We have a family-owned and operated firm in San Diego and have been through more SEO folks than I care to admit.



Hound

There is a very good reason why this has happened to you (and a million other people).

I'm just curious as to why you keep trying, the writing is on the wall. Justin had an excellent response on the landscape of SEO. The best SEO's in the world aren't offering their services to anyone, the price would be far too high than the average company is willing to pay.

So you get the 99% our there who are scrubs, liars and cheats, and people who claim they know what they're doing but really have no clue because it takes countless hours of applying and testing theories over a long and continuous period of time to really know SEO.

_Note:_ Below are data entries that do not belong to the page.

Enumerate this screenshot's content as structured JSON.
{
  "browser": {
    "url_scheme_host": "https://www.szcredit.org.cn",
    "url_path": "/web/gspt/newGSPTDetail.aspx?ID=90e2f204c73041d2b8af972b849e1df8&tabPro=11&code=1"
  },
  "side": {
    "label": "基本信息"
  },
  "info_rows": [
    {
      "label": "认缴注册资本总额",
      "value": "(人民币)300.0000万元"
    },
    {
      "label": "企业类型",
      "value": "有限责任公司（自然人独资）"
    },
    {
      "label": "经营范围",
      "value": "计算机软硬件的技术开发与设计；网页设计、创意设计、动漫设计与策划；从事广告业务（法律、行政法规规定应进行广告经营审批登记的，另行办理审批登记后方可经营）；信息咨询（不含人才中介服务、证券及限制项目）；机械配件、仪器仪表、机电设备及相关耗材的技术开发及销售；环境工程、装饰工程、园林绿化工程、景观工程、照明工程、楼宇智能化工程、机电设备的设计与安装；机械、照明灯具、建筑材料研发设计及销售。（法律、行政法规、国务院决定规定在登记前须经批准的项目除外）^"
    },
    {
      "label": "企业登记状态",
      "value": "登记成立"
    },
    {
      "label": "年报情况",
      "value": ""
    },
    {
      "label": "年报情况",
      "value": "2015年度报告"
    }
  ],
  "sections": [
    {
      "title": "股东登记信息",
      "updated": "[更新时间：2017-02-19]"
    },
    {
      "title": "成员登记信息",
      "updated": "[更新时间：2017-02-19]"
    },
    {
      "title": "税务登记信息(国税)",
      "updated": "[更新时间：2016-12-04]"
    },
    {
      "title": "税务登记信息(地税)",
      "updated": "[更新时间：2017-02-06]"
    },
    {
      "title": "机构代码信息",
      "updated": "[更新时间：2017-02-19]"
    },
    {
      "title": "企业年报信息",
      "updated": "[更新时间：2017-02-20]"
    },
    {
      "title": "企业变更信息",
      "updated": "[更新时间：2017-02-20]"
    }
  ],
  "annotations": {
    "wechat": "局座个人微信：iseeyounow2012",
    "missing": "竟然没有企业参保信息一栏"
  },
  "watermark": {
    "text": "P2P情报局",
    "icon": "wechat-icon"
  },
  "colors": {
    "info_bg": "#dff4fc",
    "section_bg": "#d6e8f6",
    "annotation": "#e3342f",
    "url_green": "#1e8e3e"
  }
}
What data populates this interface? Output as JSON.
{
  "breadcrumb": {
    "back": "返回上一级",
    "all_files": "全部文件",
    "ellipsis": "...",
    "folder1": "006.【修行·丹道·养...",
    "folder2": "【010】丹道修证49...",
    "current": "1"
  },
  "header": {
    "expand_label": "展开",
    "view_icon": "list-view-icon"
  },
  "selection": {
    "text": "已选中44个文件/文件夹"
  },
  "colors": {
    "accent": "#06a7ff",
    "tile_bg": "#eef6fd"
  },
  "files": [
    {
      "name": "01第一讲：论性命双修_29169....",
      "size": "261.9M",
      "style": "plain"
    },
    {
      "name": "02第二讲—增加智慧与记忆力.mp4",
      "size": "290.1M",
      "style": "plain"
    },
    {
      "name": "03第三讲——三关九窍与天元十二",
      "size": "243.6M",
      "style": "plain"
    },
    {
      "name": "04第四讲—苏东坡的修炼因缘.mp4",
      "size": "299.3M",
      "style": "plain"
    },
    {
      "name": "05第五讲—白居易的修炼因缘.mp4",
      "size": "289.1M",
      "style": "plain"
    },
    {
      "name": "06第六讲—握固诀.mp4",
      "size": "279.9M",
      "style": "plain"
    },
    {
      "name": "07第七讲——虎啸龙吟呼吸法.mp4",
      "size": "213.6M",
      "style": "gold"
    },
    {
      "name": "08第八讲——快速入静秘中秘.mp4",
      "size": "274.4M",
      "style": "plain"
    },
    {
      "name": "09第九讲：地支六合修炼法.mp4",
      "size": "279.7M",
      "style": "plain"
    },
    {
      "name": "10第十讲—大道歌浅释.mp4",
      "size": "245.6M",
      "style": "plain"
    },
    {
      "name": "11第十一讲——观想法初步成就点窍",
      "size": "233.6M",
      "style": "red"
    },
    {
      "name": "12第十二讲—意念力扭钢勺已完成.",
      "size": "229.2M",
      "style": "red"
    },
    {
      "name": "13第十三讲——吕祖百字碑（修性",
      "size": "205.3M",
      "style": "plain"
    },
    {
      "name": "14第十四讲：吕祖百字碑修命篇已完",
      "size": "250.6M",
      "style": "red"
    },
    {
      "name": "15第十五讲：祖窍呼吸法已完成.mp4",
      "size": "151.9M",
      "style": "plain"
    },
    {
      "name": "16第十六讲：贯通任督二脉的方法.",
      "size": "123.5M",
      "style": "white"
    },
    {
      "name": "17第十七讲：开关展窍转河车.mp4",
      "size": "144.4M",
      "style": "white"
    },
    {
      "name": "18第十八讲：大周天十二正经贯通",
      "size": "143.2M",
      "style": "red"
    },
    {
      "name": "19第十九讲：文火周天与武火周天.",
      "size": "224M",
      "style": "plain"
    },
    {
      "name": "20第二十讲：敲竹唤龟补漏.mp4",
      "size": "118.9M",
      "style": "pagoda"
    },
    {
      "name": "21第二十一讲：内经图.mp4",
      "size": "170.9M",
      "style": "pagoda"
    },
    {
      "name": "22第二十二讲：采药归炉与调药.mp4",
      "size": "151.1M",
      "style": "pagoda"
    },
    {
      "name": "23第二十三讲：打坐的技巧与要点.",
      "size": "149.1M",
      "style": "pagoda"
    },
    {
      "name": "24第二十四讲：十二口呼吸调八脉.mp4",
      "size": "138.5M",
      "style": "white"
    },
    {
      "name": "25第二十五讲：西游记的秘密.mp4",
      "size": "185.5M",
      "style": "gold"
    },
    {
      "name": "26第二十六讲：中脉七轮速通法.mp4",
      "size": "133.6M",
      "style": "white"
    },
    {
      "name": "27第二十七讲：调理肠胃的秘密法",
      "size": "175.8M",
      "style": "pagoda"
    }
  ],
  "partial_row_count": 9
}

SEO is a scammer's dream market. They collect $X.XX per month from clients, give them all kinds of fancy reports, show them their own domain name is "ranking" (indexed) and that Google just takes time and you can't rush things. All the while making residual income off of YOU.

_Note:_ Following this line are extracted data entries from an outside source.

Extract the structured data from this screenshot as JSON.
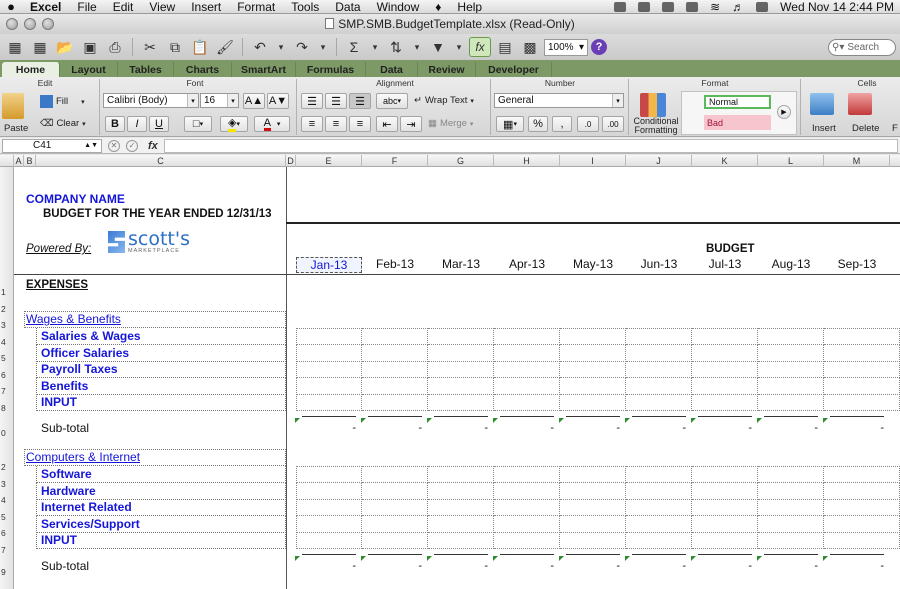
{
  "menubar": {
    "app": "Excel",
    "items": [
      "File",
      "Edit",
      "View",
      "Insert",
      "Format",
      "Tools",
      "Data",
      "Window",
      "Help"
    ],
    "clock": "Wed Nov 14  2:44 PM"
  },
  "window": {
    "title": "SMP.SMB.BudgetTemplate.xlsx  (Read-Only)"
  },
  "toolbar": {
    "zoom": "100%",
    "search_placeholder": "Search"
  },
  "ribbon": {
    "tabs": [
      "Home",
      "Layout",
      "Tables",
      "Charts",
      "SmartArt",
      "Formulas",
      "Data",
      "Review",
      "Developer"
    ],
    "groups": {
      "edit": "Edit",
      "font": "Font",
      "alignment": "Alignment",
      "number": "Number",
      "format": "Format",
      "cells": "Cells"
    },
    "fill_label": "Fill",
    "clear_label": "Clear",
    "paste_label": "Paste",
    "font_name": "Calibri (Body)",
    "font_size": "16",
    "abc_label": "abc",
    "wrap_text_label": "Wrap Text",
    "merge_label": "Merge",
    "number_format": "General",
    "conditional_formatting_label": "Conditional Formatting",
    "style_normal": "Normal",
    "style_bad": "Bad",
    "insert_label": "Insert",
    "delete_label": "Delete",
    "format_label": "F"
  },
  "formula_bar": {
    "cell_ref": "C41",
    "fx": "fx"
  },
  "sheet": {
    "columns": [
      "A",
      "B",
      "C",
      "D",
      "E",
      "F",
      "G",
      "H",
      "I",
      "J",
      "K",
      "L",
      "M"
    ],
    "row_numbers": [
      "",
      "",
      "",
      "",
      "",
      "",
      "1",
      "2",
      "3",
      "4",
      "5",
      "6",
      "7",
      "8",
      "0",
      "",
      "2",
      "3",
      "4",
      "5",
      "6",
      "7",
      "9"
    ],
    "company_name": "COMPANY NAME",
    "budget_line": "BUDGET FOR THE YEAR ENDED 12/31/13",
    "powered_by": "Powered By:",
    "logo_word": "scott's",
    "logo_sub": "MARKETPLACE",
    "budget_header": "BUDGET",
    "months": [
      "Jan-13",
      "Feb-13",
      "Mar-13",
      "Apr-13",
      "May-13",
      "Jun-13",
      "Jul-13",
      "Aug-13",
      "Sep-13"
    ],
    "expenses_label": "EXPENSES",
    "sections": [
      {
        "title": "Wages & Benefits",
        "items": [
          "Salaries & Wages",
          "Officer Salaries",
          "Payroll Taxes",
          "Benefits",
          "INPUT"
        ],
        "subtotal_label": "Sub-total",
        "subtotal_value": "-"
      },
      {
        "title": "Computers & Internet",
        "items": [
          "Software",
          "Hardware",
          "Internet Related",
          "Services/Support",
          "INPUT"
        ],
        "subtotal_label": "Sub-total",
        "subtotal_value": "-"
      }
    ]
  }
}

If you do in fact come upon another SEO that you're considering hiring, ask them to show you the most profitable company they're currently ranking and for what keywords. If they're not willing to show you, then beware. If they do show you, feel free to post it here. In less than 5 minutes I can see if they're worth anything.
 
The most important part of SEO in a nutshell is high quality long form content in conjunction with quality backlinks. Both of these are a never ending endeavor.

All the on page stuff is standard that even the newest website person learns in like 2 mins.

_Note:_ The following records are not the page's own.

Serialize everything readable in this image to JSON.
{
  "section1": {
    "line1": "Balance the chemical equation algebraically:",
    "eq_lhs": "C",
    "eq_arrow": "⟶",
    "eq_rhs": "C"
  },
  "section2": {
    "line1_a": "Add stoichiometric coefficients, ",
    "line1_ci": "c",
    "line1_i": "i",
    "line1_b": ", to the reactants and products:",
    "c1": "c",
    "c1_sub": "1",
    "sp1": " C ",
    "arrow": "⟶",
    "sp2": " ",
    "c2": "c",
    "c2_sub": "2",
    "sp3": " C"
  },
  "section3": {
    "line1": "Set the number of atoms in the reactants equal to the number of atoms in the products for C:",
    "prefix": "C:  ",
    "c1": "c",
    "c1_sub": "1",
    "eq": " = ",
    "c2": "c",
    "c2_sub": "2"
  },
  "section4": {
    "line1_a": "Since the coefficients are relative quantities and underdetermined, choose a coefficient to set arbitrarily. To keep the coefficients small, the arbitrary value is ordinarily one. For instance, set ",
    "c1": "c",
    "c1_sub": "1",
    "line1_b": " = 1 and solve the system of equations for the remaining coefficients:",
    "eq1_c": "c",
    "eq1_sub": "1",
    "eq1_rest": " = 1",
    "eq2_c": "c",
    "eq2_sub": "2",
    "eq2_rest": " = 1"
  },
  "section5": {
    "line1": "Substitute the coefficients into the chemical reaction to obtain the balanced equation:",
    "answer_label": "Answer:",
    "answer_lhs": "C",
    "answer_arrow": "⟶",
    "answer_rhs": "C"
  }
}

Factors like internal linking and how you set up your silos are probably more advanced for the new person, but it won't matter much if you just continually focus on long form content and links (not crappy ones).

If someone is going to pay for SEO services the money would be best spent on link building. You just better make damn sure you are working with a legit company that isn't going to get you links that you don't want. Btw, it's not going to be cheap since any reputable company that offers link building services won't charge hundreds of dollars per month. These kinds of companies will most likely start at nothing less than $4k per month for these services.